Mussels on vegetable bed




Moules marinières is a classic French mussel dish.  This time I wanted to serve the mussels on a vegetable bed. Prepare first the vegetable bed and keep warm in a large sauté pan under lid while you cook the mussels marinière style.

2 servings

For the vegetable bed:
1 shallot, chopped
1 clove garlic, minced
2 tbsp. olive oil
2 carrots, sliced
1 medium sweet potato, peeled and chopped
½ fennel, sliced
A handful of spinach leaves
75 ml white wine
½ tsp. dried Provençal herbs
Freshly ground black pepper

Warm the olive oil in a sauté pan over medium heat and start sautéing the shallot and garlic.

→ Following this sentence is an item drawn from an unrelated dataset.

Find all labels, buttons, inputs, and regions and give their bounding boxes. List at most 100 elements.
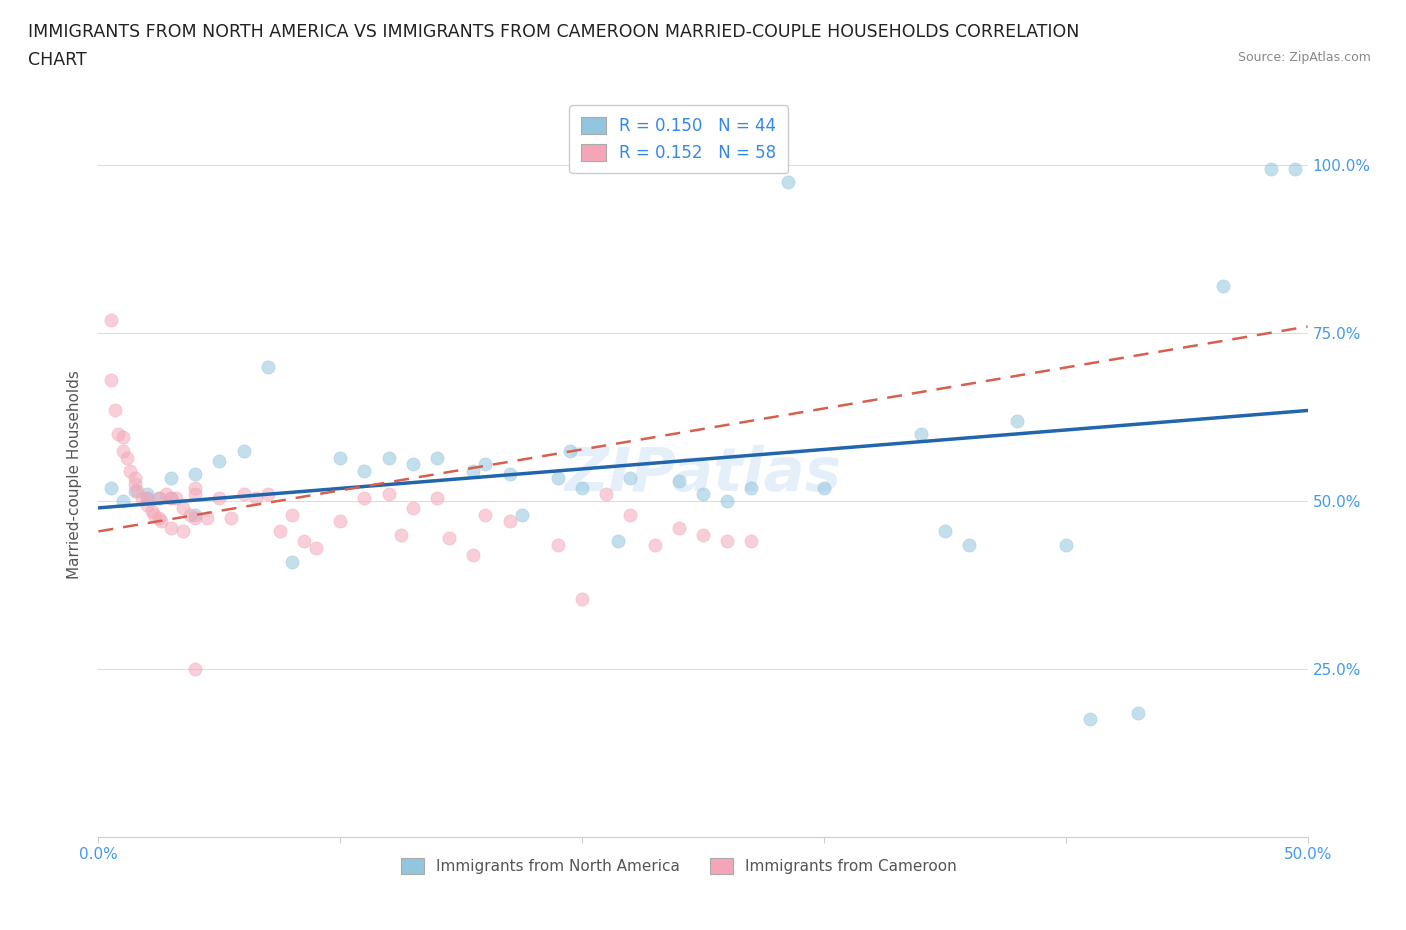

Slice the carrots and microwave with a little water for about 4 minutes until soft. Add to the sauté pan. Peel and chop the sweet potato. Microwave with a little water for about 4 minutes until soft and add to the pan. Slice the fennel and microwave with a little water for about 4 minutes, the add to the pan. Add the white wine, Provençal herbs, black pepper, and the spinach. Reduce the heat and cover. The spinach will be wilted while you cook the mussels. When the spinach is wilted reduce the heat to very low just to keep the vegetable warm under lid.

For the mussels:
About 1- 1,4 kg mussels (they often come in 1,4 kg packages prewashed)
1 shallot, chopped
1 clove garlic, minced
1 tbsp. olive oil
75 ml white wine
Freshly ground black pepper
Chopped parsley

In a large heavy casserole, warm the olive oil over medium heat and sauté the shallot and garlic for about 5 minutes.

Pour the mussels in a large bowl with water and check that they are all closed and that the shells are not damaged. Add the white wine and black pepper to the casserole and turn the heat higher. Add the mussels and cover. The mussels take about 4 minutes to be cooked after steam has started to form in the casserole. Stir the mussels a couple of times. Cook until all the shells have opened, the add the parsley.

Divide the vegetable sauté on large, deep plates. Add about half of the mussels on top. Keep the rest of the mussels in the casserole under lid and divide for the second helping.